Sure, there are those who only quote Dr. King on days like this. But it is not “action” to shame tweet at those folks. It is a negative peace.

This day and this weekend is a weekend to motivate me. It is a memorial to me. Just as Easter is a time for reflection on the power of the Cross and the rest of the year is a call to live in the power of the resurrection, this weekend has become for me a time of reflection and motivation.

Just as the Gospel story of the death and resurrection of Christ is familiar yet motivating in Easter readings, so too is this letter from Dr. King.

I am most certainly the white moderate that needs Dr. King’s rebuke. But it is Dr. King I will hear and not the “slacktivists” of our day. It is John Lewis I will hear. It is James Cone I will hear. And it is their model I will follow for they certainly wrote and they wrote with power, but they also acted… and action is what I desperately need to model in my own life.

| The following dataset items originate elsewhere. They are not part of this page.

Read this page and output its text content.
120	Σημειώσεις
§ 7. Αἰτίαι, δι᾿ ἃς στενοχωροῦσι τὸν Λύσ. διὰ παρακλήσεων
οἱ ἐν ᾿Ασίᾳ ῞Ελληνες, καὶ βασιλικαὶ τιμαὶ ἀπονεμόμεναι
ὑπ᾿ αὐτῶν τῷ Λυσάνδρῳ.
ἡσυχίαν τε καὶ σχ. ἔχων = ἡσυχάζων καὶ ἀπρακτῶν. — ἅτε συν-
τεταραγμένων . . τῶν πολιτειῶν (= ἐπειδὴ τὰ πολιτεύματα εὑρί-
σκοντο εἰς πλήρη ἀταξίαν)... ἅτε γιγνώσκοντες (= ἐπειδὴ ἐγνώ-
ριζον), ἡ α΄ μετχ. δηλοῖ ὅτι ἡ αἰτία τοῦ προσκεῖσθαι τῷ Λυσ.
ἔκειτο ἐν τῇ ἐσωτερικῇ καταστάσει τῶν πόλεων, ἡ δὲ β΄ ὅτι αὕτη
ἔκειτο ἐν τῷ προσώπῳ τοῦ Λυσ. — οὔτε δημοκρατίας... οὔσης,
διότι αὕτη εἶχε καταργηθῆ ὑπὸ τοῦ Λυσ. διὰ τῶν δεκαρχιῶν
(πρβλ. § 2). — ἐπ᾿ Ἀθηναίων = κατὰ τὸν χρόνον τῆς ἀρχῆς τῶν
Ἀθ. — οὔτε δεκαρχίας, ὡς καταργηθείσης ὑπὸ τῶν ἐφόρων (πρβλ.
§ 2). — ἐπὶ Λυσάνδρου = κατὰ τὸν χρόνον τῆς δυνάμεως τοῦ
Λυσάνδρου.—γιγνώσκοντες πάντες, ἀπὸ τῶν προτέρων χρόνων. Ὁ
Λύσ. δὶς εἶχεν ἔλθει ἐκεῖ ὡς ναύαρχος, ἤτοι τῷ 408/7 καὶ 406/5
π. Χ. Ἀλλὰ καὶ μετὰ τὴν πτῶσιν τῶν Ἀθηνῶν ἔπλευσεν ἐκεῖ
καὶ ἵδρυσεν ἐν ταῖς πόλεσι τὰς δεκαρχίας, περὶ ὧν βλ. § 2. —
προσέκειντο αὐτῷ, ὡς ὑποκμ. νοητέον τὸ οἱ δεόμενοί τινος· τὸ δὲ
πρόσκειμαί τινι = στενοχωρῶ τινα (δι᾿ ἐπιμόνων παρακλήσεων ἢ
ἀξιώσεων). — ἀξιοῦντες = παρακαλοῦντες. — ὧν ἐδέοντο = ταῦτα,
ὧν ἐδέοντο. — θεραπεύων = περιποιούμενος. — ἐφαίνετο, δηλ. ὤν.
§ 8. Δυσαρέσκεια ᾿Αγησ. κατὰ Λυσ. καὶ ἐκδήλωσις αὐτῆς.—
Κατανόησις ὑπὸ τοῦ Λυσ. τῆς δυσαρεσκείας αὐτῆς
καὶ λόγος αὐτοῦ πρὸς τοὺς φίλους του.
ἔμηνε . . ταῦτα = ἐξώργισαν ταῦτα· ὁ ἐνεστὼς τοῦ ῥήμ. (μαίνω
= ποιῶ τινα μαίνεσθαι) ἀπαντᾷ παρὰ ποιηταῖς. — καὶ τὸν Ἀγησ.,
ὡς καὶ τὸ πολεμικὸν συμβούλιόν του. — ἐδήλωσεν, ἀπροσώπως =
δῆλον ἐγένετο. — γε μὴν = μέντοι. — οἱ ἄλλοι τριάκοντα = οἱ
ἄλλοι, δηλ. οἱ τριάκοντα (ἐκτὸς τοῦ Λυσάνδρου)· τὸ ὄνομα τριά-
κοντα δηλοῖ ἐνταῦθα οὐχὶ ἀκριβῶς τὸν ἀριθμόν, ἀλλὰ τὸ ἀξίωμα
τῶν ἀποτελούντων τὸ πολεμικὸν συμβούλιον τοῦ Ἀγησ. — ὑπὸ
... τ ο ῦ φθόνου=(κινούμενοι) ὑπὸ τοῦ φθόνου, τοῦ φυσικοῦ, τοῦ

So often the contemporary church is a weak, ineffectual voice with an uncertain sound. So often it is an archdefender of the status quo. Far from being disturbed by the presence of the church, the power structure of the average community is consoled by the church’s silent–and often even vocal–sanction of things as they are.

The power structures of our day are consoled by the silence of the Church. They are either consoled by the silence because they don’t want to hear the prophetic voice, or there are certainly power structures who have deceived the Church into silence and bought off their voice. Across the theological spectrum, the Church is all too quiet.

But the quiet is not broken in a tweet that rebukes others for even daring to mention Dr. King. That is only a clanging cymbal. It is noise. It is not a clear call that is so desperately needed today.

May we have the quiet broken in our lives that moves us from our keyboards and phone apps and shoves us into getting face to face with the system that still holds down people of color in this culture.

This year, may we get in front of school boards who hesitate to extend going hiring practices to people of color. May we get in front of legislators who still insist on writing racist laws that keep people of color unequally incarcerated. May that continue to the legislators and judges who upend the will of the people who call for equal voting rights.

It is time to get face to face with the systems that still lock down freedom.

Get over your Twitter activism. Get a meeting with a parole board member… and don’t take one picture of your time there just so you can self-righteously post it to your Instagram. Do the quiet work that deeply disturbs systems of oppression.

When you finally get face to face with folks, the oppressive powers will feel far more pressure than any one tweet you can do.

Let us ALL act. Let us ALL get up and have one conversation… two conversations… just one meeting… this year that we didn’t have last year. Just one more. ALL of us. And then, let’s talk about ALL of us living up to Dr. King’s clarion call instead of rebuking each other.